Comments for City, SFUSD, DHS, See Win-Win
with JROTC and SERV Program Combo
are now closed.

  1. I like SERV but I hate JROTC. Why should we adults be teaching our kids, in our schools no less, about the military? Especially so in a community such as ours that is minority. It’s about privilege and guns. And engaging in billion dollar wars such as ‘Nam and Iraq.

  2. I love the comments.

    I would think that the same people who think that a person under 18 can make the choice, like I think, to have an abortion or not would also think the same person can make the choice on weather to join JROTC or not.

    These dreamy liberals who are always the first to scream hypocrisy have the self awareness of a child.

    Let the parents and kids decide and you know it all liberals can decide things for your own lives.

  3. Nobody really gives a shit about JROTC.

    It’s just an issue the “moderates” and rednecks use to flog the opposition and/or camouflage their class biases.

    Oh, and Fiona (Me Too!) Ma can use it.
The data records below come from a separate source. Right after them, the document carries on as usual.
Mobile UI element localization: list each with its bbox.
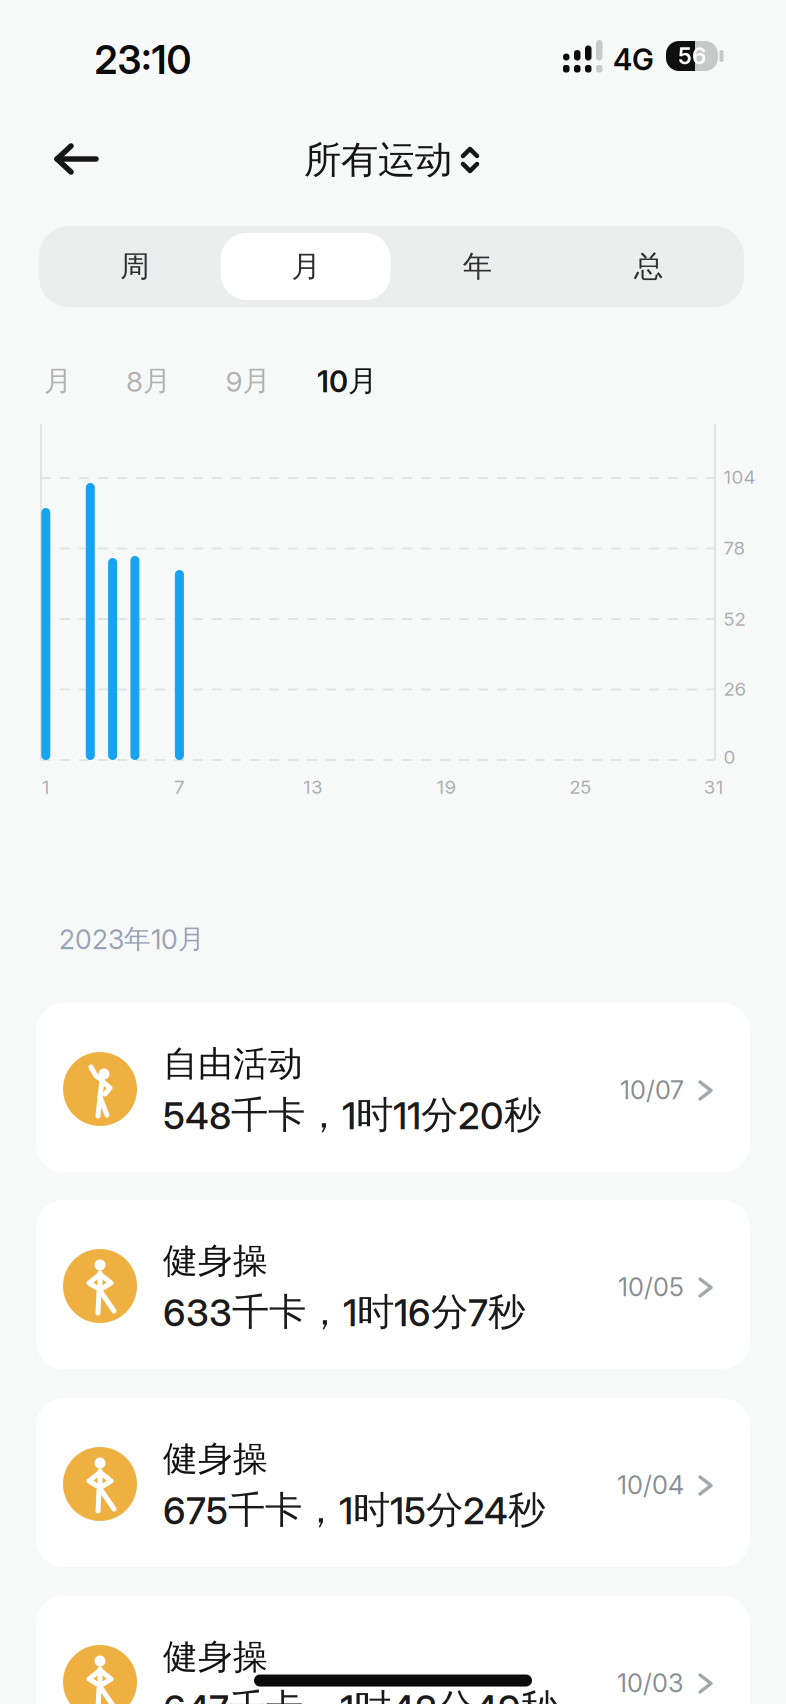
staticText: 104 [724,466,756,488]
staticText: 23:10 [94,37,192,83]
staticText: 10/07 [620,1075,684,1105]
staticText: 675千卡，1时15分24秒 [163,1487,545,1533]
staticText: 647千卡，1时42分49秒 [163,1685,558,1704]
button[interactable]: 健身操 [36,1398,750,1567]
staticText: 健身操 [163,1240,268,1282]
staticText: 8月 [126,364,171,398]
button[interactable]: 8月 [126,364,171,398]
staticText: 1 [42,776,50,798]
staticText: 13 [303,776,323,798]
staticText: 52 [724,608,746,630]
staticText: 月 [44,364,72,398]
staticText: 所有运动 [304,137,452,183]
staticText: 4G [613,42,654,77]
staticText: 0 [724,746,736,768]
button[interactable]: 年 [392,226,563,307]
button[interactable]: 健身操 [36,1596,750,1704]
staticText: 10/03 [617,1668,684,1698]
staticText: 自由活动 [163,1043,303,1085]
staticText: 19 [437,776,457,798]
staticText: 56 [678,43,706,69]
staticText: 31 [704,776,724,798]
button[interactable]: 周 [49,226,220,307]
staticText: 年 [463,248,492,284]
button[interactable]: 月 [44,364,72,398]
staticText: 633千卡，1时16分7秒 [163,1289,525,1335]
staticText: 25 [569,776,591,798]
staticText: 26 [724,678,746,700]
staticText: 548千卡，1时11分20秒 [163,1092,541,1138]
button[interactable]: 健身操 [36,1200,750,1369]
staticText: 9月 [226,364,270,398]
staticText: 总 [634,248,663,284]
staticText: 健身操 [163,1636,268,1678]
staticText: 10/05 [618,1272,684,1302]
staticText: 2023年10月 [59,923,205,955]
button[interactable]: 月 [220,226,391,307]
staticText: 月 [291,248,320,284]
button[interactable]: 9月 [226,364,270,398]
staticText: 78 [724,537,746,559]
staticText: 10月 [317,363,377,399]
button[interactable]: 10月 [317,363,377,399]
staticText: 10/04 [617,1470,684,1500]
button[interactable]: 自由活动 [36,1003,750,1172]
staticText: 周 [120,248,149,284]
button[interactable]: Back [53,137,101,181]
staticText: 7 [174,776,185,798]
button[interactable]: 总 [563,226,734,307]
staticText: 健身操 [163,1438,268,1480]
button[interactable]: 所有运动 [304,137,478,183]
For a while.

  4. Hey brookse32,

    That’s a weird name. Are you a cyborg? I also opposed JROTC anywhere anytime. I favor ROTC. We need a military and that’s an avenue where you can get a college education before you go overseas and get beheaded.

    h.

  5. They train regularly in their closet? What kind of training is that? 😉

    In all seriousness though brother. The US Military needs to get the hell out of our public schools – period.

    No JROTC of any kind, ever, anywhere.

  6. Brian,

    I’m not re-inventing the wheel here. The Swiss have had a system like this for around 400 years. Every citizen is trained from early teen years and have two automatic weapons and a couple of uniforms – they train regularly – in their closet until they’re 65.

    h.

  7. The attempt to ban JROTC in city schools has nothing to do with Don’t Ask Don’t Tell or anything else except the crudest anti-Americanism. The message to our kids is that serving in our military is somehow immoral. City voters rejected that notion in the last election. Let’s reinstate JROTC with full credit.

  8. “An army without culture is a dull-witted army, and a dull-witted army cannot defeat the enemy.”